Note #1: Once the child has started urinating, KCl should be added to the intravenous fluids at a concentration of 20 mEq/L.

Note #2: If the child continues to vomit or have significant diarrhea, the volume of ongoing fluid loss should be estimated and added to the deficit every few hours as 0.9% saline. Ideally, the diapers should be weighed. If this is not possible, then a volume of 50-100 ml should be used for each stool in an infant and 100-200 ml for the older child.

Note #3: The dehydration component of fluid replacement MUST be provided as 0.9% saline. NEVER use a hypotonic saline, such as D5 0.18% (fifth-normal saline), D5 0.3% (third-normal saline) or even D5 0.45% (half-normal saline) to correct dehydration. Dehydration and hypovolemia result in secretion of anti-diuretic hormone, which causes retention of free water, and provision of hypotonic replacement fluid can lead to potentially life-threatening hyponatremia.

Step 3: Suppose the child is well hydrated by the second hospital day, but is still feeling queasy and does not want to drink. Maintenance fluids can now be continued as D5 0.18% saline with 20 mEq/L of KCl.

The moral of the story:

  1. If you are correcting only dehydration (as when giving a bolus in the ER), use 0.9% saline.
  2. If you are correcting dehydration and providing maintenance fluids at the same time, add both volumes and use D5 0.45% saline.
  3. If you are providing maintenance fluid only, use D5 .18% saline. Some hospitals only have D5 0.33% saline available; this is also acceptable.
  4. Once the child starts urinating, add KCl at a concentration of 20 mEq/L.
  5. Estimate and replace ongoing losses, if significant.

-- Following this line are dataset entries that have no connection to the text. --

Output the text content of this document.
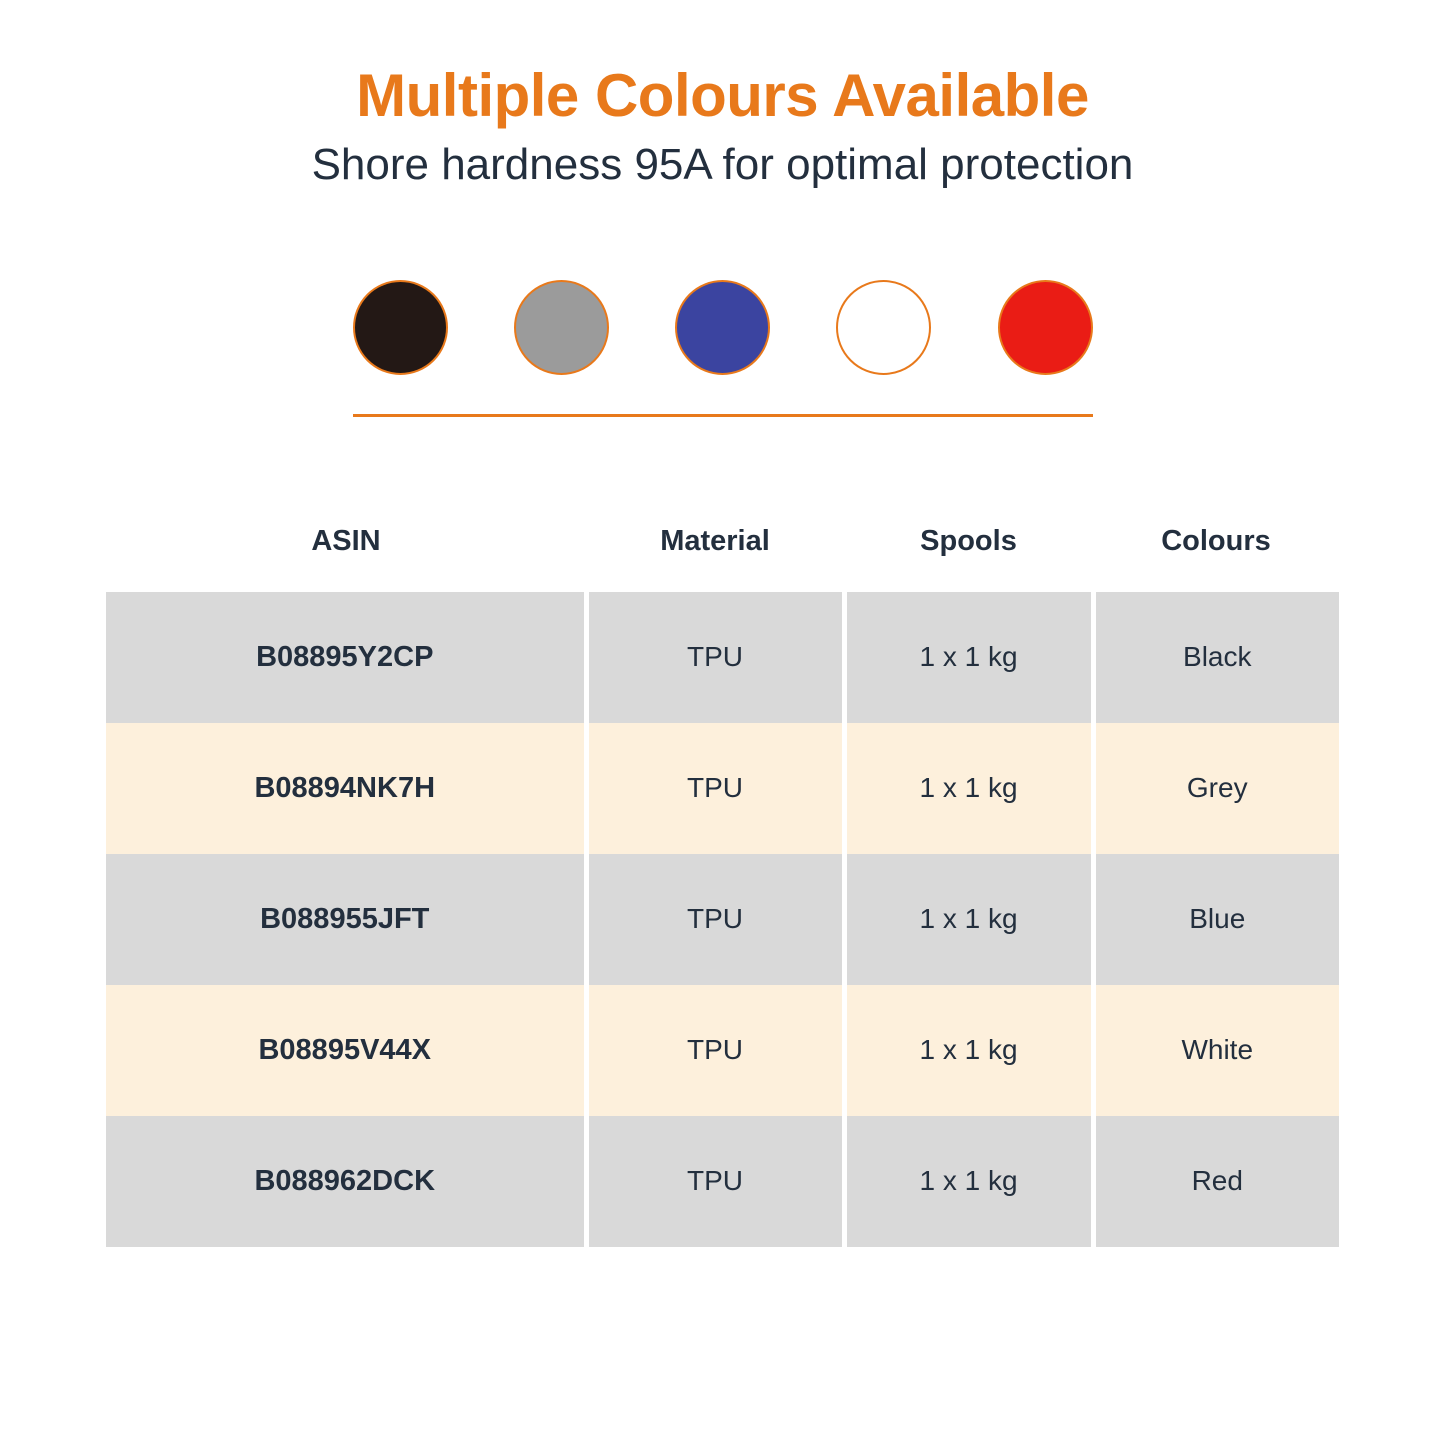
Multiple Colours Available

Shore hardness 95A for optimal protection

ASIN	Material	Spools	Colours
B08895Y2CP	TPU	1 x 1 kg	Black
B08894NK7H	TPU	1 x 1 kg	Grey
B088955JFT	TPU	1 x 1 kg	Blue
B08895V44X	TPU	1 x 1 kg	White
B088962DCK	TPU	1 x 1 kg	Red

Some more words of caution:

In the past decade, there have been a number of case reports of patients developing dangerous hyponatremia during intravenous fluid therapy. To avoid this,

  1. As discussed above, use ONLY normal saline for volume replacement. Never use hypotonic saline; these patients are secreting ADH which can lead to water retention. The appropriate volume of normal saline can be combined with the hypotonic saline being used for provision of maintenance fluid requirements so that the final solution is D5 0.45 normal saline.
  2. NEVER use excessive volumes of hypotonic saline as a maintenance fluid. Calculate the requirement, and don't exceed it!
  3. If the serum sodium is dropping below 138 mEq/L, switch to normal saline for rehydration and maintenance.
  4. If a patient is suspected to have the syndrome of inappropriate secretion of ADH (SIADH), use only normal saline for rehydration and maintenance.
  5. Post-operative patients have a tendency for SAIDH. These patients should receive only normal saline, even for maintenance.

More info: hyponatremia and hyponatremia

Oral rehydration:

Over the past four decades, oral rehydration has been demonstrated to be quite effective in replacing diarrheal fluid losses. This therapy is best reserved for the child with mild or moderate dehydration who is not vomiting.

Commonly available oral rehydration solutions such as Pedialyte(r) contain 2.5 G/dl of carbohydrate and 45 mEq Na, 35 mEq Cl, 20 mEq K and 30 mEq/L of base. The WHO/UNICEF oral rehydration solution contains 2 G/dl of carbohydrate, and 90 mEq Na, 80 mEq Cl, 20 mEq K and 30 mEq/L of base.

The mildly dehydrated child needs approximately 50 ml/kg of the oral rehydration solution over the first four hours. Children with moderate dehydration should be given approximately 100 ml/kg of the solution in the first four hours. Following that, an attempt should be made to reinstitute breast or formula feeding.

Apple juice, de-fizzed cola, ginger ale, ice tea etc. contain inadequate electrolyte and are NOT recommended for rehydration.